L’amour de mes parents est à l’origine de nos naissances, à mon frère et moi. Et l’amour que nous porte ma mère lui a fait commettre l’irréparable. Maintenant elle séjourne en taule pour toujours et au passage, elle nous a tous brisé. Je suis incapable de regarder Lonnie dans les yeux, encore moins lorsque je le vois espérer qu’elle sortira un jour. Il se fait du mal pour rien, et je n’ai pas réussi à l’éloigner de tout ça, ce climat sordide… J’ai failli à ma mission de grand-frère, pitoyablement. Et c’est une grande honte qui en ressort. De la honte et de la colère. Tellement de colère. J’ai l’impression que tous les coups, toutes les marques que j’ai sur ma peau, se sont inscrits en moi et se sont transformés en pure rage. J’ai du mal à contenir tout ça.

Pourtant, ici, dans cette bibliothèque, ce n’est pas la colère qui m’anime. C’est le désespoir qui me prends à la gorge et me fait mordiller la peau de mon pouce tout en discutant de Titanic. Je souris et réponds, sur un ton amusé

- Il ne lui a rien fait miroiter du tout, elle s’est emballée toute seule. Comme la plupart des meufs avec leur premier mec, fin de ce qu’en disent les potes. Moi je ne sais pas ça.

Je ne suis pas attiré par les filles, je l’ai compris relativement tôt d’ailleurs. Elles ne m’attirent pas car j’ai exactement les mêmes goûts qu’elles. Les mâchoires anguleuses, les épaules carrées, les pectoraux légèrement bombés, les abdominaux saillants et les fesses musclées me font trop d’effet. C’est comme ça, je ne vais pas renier cette partie de moi, mais tout le monde n’est pas tolérant. Alors je garde l’information, ne le révélant qu’à quelques personnes lorsque je le juge nécessaire ou que j’ai tout simplement envie de le dire. Et comme je l’avais prédit, Jules fait preuve de tolérance, ce qui me fait sourire. Je ne connais rien du charabia qu’on lui sort à l’église mais j’apprécie sa droiture et son respect pour tout un chacun.

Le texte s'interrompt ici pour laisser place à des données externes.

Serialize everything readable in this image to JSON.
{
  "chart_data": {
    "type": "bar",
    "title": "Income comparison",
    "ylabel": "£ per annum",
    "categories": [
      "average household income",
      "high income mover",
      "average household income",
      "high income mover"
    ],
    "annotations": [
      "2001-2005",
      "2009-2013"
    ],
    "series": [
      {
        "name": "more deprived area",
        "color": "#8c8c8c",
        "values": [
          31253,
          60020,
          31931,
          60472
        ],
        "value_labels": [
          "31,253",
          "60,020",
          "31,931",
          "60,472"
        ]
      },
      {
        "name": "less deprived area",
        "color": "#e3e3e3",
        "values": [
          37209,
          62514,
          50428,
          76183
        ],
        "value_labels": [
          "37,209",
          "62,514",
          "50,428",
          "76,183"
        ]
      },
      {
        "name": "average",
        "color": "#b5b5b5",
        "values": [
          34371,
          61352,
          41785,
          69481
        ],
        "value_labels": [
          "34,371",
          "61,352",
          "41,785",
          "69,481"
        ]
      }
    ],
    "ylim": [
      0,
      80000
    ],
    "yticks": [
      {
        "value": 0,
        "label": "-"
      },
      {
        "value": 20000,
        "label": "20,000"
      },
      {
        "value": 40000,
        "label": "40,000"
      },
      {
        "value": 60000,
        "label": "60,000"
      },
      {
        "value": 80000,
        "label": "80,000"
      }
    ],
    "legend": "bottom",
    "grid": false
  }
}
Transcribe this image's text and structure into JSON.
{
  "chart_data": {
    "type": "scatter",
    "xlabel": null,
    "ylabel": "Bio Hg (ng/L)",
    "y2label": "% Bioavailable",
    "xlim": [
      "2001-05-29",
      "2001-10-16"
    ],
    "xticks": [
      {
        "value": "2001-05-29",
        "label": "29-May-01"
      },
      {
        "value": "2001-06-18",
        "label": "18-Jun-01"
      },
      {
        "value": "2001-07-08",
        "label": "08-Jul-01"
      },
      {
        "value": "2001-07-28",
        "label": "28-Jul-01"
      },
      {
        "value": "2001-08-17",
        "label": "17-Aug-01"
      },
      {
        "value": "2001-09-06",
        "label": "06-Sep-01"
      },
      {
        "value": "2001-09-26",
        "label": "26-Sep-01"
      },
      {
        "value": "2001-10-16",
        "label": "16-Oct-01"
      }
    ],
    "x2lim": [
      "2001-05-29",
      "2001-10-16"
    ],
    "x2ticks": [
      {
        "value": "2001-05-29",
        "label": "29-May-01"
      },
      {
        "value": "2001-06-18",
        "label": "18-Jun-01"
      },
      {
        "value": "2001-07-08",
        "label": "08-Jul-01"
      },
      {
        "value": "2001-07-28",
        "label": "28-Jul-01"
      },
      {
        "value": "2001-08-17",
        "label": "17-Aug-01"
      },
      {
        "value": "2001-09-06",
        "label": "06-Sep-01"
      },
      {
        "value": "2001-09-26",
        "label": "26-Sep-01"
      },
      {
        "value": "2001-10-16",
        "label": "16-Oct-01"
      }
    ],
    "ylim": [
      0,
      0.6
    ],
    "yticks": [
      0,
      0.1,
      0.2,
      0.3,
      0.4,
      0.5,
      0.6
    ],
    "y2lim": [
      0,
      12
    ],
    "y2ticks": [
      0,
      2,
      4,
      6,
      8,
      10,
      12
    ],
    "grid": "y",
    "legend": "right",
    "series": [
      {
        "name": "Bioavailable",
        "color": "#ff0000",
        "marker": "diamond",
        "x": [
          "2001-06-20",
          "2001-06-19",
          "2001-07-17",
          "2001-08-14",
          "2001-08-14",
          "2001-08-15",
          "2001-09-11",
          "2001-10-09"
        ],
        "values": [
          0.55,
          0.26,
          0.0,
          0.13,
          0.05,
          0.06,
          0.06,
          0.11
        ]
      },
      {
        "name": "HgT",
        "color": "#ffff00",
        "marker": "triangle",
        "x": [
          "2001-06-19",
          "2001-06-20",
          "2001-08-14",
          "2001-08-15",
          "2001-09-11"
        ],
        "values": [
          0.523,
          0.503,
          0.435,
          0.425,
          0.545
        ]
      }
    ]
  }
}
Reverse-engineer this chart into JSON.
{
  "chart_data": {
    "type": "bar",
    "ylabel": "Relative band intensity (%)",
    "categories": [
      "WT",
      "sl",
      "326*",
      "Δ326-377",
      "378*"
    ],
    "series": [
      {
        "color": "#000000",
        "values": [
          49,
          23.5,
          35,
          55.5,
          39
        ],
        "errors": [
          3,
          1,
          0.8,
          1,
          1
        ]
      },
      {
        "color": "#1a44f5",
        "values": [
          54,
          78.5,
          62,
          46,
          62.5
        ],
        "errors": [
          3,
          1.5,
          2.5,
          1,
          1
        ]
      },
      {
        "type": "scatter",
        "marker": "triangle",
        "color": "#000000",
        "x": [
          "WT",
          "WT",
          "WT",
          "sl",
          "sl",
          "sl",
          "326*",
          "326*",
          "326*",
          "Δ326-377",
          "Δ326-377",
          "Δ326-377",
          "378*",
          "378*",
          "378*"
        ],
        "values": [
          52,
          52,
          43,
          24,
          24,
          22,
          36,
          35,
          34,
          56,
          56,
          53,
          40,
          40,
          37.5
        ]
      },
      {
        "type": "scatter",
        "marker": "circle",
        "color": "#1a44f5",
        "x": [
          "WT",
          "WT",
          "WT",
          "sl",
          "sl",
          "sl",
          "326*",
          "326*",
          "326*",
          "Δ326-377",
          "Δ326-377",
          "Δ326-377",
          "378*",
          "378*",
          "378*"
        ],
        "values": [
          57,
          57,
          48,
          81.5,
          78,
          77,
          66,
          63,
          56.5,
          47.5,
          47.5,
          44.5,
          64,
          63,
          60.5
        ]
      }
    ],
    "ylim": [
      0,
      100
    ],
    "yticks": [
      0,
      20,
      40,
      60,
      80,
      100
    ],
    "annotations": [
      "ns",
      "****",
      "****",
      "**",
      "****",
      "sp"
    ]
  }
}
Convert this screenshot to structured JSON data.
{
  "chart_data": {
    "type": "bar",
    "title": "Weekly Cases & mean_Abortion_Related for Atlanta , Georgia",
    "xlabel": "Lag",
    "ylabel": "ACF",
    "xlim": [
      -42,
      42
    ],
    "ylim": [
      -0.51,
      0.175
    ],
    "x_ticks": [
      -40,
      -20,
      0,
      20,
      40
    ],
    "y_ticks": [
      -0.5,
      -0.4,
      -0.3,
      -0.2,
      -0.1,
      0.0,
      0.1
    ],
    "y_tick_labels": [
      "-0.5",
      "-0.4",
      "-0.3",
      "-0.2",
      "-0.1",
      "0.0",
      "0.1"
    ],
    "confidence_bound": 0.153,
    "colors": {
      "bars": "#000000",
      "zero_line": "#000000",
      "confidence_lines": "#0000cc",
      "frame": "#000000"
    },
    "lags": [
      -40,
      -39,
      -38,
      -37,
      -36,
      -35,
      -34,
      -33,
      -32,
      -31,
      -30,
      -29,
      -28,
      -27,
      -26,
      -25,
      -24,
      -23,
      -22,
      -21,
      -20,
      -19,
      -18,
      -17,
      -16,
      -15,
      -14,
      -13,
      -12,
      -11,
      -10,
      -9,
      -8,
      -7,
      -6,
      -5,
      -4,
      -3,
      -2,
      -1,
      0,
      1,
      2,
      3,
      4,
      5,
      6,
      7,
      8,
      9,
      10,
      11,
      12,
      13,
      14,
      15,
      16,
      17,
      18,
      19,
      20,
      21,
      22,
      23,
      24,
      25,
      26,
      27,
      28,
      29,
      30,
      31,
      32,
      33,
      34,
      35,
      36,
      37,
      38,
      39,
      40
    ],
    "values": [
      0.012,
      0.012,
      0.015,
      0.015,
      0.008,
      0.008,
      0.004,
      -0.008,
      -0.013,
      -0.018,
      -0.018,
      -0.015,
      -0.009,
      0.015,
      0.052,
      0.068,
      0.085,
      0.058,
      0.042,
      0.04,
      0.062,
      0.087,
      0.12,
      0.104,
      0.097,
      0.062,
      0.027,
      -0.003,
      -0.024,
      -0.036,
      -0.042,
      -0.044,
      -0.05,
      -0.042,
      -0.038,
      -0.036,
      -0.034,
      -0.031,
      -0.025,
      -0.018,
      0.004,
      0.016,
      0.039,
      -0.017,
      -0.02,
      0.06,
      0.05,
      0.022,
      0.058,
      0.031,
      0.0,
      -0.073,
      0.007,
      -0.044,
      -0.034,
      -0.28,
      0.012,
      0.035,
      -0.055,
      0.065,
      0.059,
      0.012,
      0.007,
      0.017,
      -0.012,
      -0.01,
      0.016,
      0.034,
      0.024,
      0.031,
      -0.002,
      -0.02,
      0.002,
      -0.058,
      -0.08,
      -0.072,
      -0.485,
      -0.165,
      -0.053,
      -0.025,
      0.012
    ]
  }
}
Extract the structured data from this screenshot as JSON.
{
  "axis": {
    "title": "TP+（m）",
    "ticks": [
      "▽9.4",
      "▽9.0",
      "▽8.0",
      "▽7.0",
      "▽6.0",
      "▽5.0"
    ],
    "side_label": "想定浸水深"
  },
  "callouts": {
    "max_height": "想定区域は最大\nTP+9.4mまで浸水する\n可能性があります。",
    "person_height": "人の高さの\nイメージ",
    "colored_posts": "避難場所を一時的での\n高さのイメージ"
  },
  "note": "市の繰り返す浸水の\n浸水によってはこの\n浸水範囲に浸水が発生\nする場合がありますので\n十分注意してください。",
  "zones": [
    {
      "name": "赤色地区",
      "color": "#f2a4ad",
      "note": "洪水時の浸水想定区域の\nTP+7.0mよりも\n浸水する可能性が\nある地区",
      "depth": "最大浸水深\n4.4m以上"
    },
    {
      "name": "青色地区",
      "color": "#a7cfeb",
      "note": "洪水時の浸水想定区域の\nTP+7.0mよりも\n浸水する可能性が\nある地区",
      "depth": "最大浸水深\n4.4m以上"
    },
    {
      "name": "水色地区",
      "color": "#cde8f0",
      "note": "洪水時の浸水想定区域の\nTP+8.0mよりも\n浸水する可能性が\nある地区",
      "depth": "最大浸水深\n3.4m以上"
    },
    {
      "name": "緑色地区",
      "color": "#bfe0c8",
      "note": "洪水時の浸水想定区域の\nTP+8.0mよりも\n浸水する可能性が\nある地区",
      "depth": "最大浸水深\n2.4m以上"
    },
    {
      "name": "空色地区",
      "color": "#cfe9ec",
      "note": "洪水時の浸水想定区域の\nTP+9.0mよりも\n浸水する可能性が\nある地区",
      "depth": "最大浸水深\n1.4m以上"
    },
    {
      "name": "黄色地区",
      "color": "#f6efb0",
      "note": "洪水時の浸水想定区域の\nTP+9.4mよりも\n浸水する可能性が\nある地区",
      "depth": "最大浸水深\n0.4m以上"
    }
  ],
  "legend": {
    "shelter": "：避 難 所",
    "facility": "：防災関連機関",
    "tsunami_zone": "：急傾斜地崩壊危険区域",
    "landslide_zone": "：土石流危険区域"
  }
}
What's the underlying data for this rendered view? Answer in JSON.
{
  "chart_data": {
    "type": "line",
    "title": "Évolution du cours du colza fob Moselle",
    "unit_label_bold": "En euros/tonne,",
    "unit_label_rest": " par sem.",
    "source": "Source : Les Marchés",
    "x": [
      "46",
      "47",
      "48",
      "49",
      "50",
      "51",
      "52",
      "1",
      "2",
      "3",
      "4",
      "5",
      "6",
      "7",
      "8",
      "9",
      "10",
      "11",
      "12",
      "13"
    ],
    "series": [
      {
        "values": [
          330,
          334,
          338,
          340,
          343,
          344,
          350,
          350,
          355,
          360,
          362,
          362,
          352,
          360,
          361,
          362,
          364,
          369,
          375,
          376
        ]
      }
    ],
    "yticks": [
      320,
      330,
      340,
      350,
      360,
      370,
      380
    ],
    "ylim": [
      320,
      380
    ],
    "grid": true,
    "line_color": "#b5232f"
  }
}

- Tu vois, toi, apparemment, tu fantasmes sur les bus et pourtant j’accepte de continuer à te parler.

Je ris, un peu trop fort. La bibliothécaire me fait les gros yeux et je lève une main en sa direction pour m’excuser et me reprendre.

- Si tu devais prendre ce satané bus tous les jours pendant 2h, crois-moi, toi aussi tu finirais par faire une fixette. Vivement que j’ai mon permis pour en finir avec cette torture.

Avoir des choses à accomplir dans sa vie, voilà un concept étrange. Pourtant, il me parle. J’ai vraiment l’impression que je dois accomplir des choses, en effet, mais quoi ? Je me tords les lèvres, réfléchis un instant, puis finis par demander

- Tu crois que tout le monde peut maîtriser entièrement sa vie ? J’veux dire… Tu ne crois pas qu’il y a des choses qui nous échappe et sur lesquelles on ne peut pas influencer ? Le destin, ce genre de choses quoi…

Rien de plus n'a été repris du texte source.